Alas poor, impotent vigilantes.
You may have noticed a line in Obama’s job speech last night about how the Chamber of Commerce and the labor organizations want an infrastructure bill. What wasn’t mentioned is that many bond vigilantes are also calling for major infrastructure spending and additional fiscal stimulus in this country.
They are doing this through the market system, as borrowing costs are at the lowest rate they’ve been in recorded history, with negative real yields going out more than half a decade. And they are also doing this in the media. The bond vigilantes, who are supposed to come crashing down on us as if we were the next Greece, are calling for investments and stimulus.
From Bloomberg Television the other day, pre-speech, here’s Bill Gross of Pimco:
On his policy recommendations for the U.S. economy:
“…The export-import thing in terms of what we have done for many years in terms of aircraft. And Boeing was a specific example. Why can’t we apply that concept to smaller businesses in terms of providing financing? The infrastructure bank that might be proposed by President Obama tonight begins to do that, but I suggest we go beyond that and provide a bank for small and medium-sized as well as large U.S. corporations.”

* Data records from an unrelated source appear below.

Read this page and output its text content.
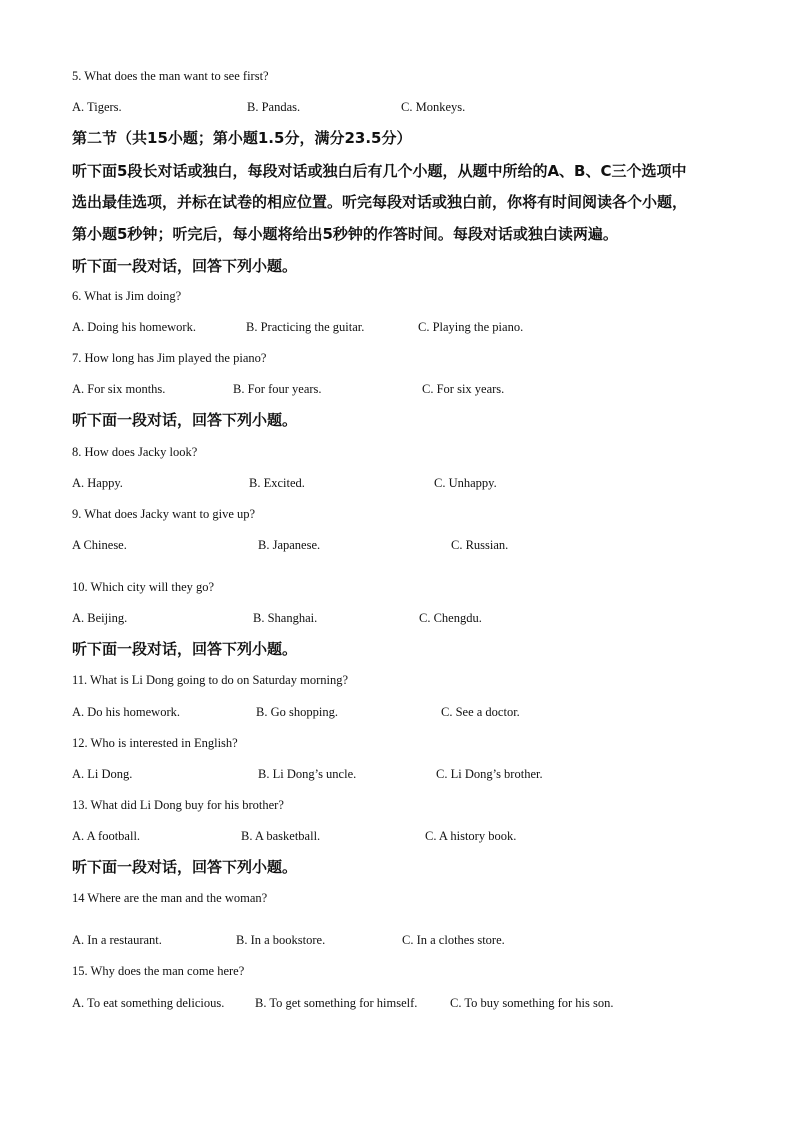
5. What does the man want to see first?
A. Tigers.	B. Pandas.	C. Monkeys.
第二节（共15小题；第小题1.5分，满分23.5分）
听下面5段长对话或独白，每段对话或独白后有几个小题，从题中所给的A、B、C三个选项中
选出最佳选项，并标在试卷的相应位置。听完每段对话或独白前，你将有时间阅读各个小题，
第小题5秒钟；听完后，每小题将给出5秒钟的作答时间。每段对话或独白读两遍。
听下面一段对话，回答下列小题。
6. What is Jim doing?
A. Doing his homework.	B. Practicing the guitar.	C. Playing the piano.
7. How long has Jim played the piano?
A. For six months.	B. For four years.	C. For six years.
听下面一段对话，回答下列小题。
8. How does Jacky look?
A. Happy.	B. Excited.	C. Unhappy.
9. What does Jacky want to give up?
A Chinese.	B. Japanese.	C. Russian.
10. Which city will they go?
A. Beijing.	B. Shanghai.	C. Chengdu.
听下面一段对话，回答下列小题。
11. What is Li Dong going to do on Saturday morning?
A. Do his homework.	B. Go shopping.	C. See a doctor.
12. Who is interested in English?
A. Li Dong.	B. Li Dong’s uncle.	C. Li Dong’s brother.
13. What did Li Dong buy for his brother?
A. A football.	B. A basketball.	C. A history book.
听下面一段对话，回答下列小题。
14 Where are the man and the woman?
A. In a restaurant.	B. In a bookstore.	C. In a clothes store.
15. Why does the man come here?
A. To eat something delicious. B. To get something for himself.	C. To buy something for his son.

On what he’d like to hear from President Obama in tonight’s address:
“I need to see some gusto. I don’t think $300 billion really does it. When you break the program down about half of it is simply to continue existing programs. So we have less than 1% thrust in terms of new GDP types of programs, much of which is in 2012 and 2013 with the infrastructure bank. I would like to see something bold. I don’t think we are going to see it, and I think the markets will be disappointed eventually and probably disappointed tomorrow morning if we see something at $300 billion or less.”
When the bond vigilantes are making noise about hyperinflation or deficits spiraling out of control they get a huge amount of coverage, but when they are calling for a more aggressive fiscal stimulus and a larger infrastructure bank they get none. Heck, even when they are screaming for more stimulus through market and media mechanisms the current NEC director goes on TV explaining how we need to do the opposite of what bond vigilantes want in the name of appeasing the bond vigilantes.
Part of that has to due with the noise machine, but part of it comes from a real asymmetry in the political economy of the bond vigilantes’ power. From this great Peter Frase post:
But today, the bond market vigilantes are not much in evidence. Or rather, they are in evidence, but they suddenly seem unable to have much of an impact on U.S. fiscal policy. Bill Gross, of the ludicrously enormous bond fund PIMCO, is running around screaming about the need for more borrowing and more stimulus. But he has no effect, because it turns out that while bond investors have powerful ways of constraining U.S. government borrowing, they have only indirect and weak means of expanding it…
If bond investors start demanding higher interest rates on government debts, this immediately raises the cost of borrowing for the U.S. government. This, in turn, has knock-on effects throughout the economy, as interest rates rise for everyone and economic activity is thereby constrained. For these reasons, the U.S. government has powerful incentives to avoid doing things that cause the interest rate on treasuries to rise.
Today, however, we find ourselves in the opposite situation: what the bond market seems to want most of all is for the U.S. to borrow more money and stimulate the economy. That’s the best explanation for the incredibly low yield on Treasury bonds, which is negative in real terms over some time periods. And yet the U.S. is not borrowing more; instead both parties are demanding insane policies that will cause a second recession, ostensibly based on fallacious notions about the magical effects of budget cutting and a nonsensical conception of the relationship between government and household finances.
The problem here is that the power of the bond market is asymmetrical. When the interest rate on Treasuries go up, this immediately makes all of the government’s activities more expensive, and hence forces changes in fiscal planning. But when the interest rate falls to near zero, this only presents an opportunity for expanded borrowing, an opportunity that can easily be thrown away if the political system is too insane and dysfunctional to take advantage of it.
Hence the bond vigilantes sit on the sidelines, impotent and hopeless. Just like the rest of us.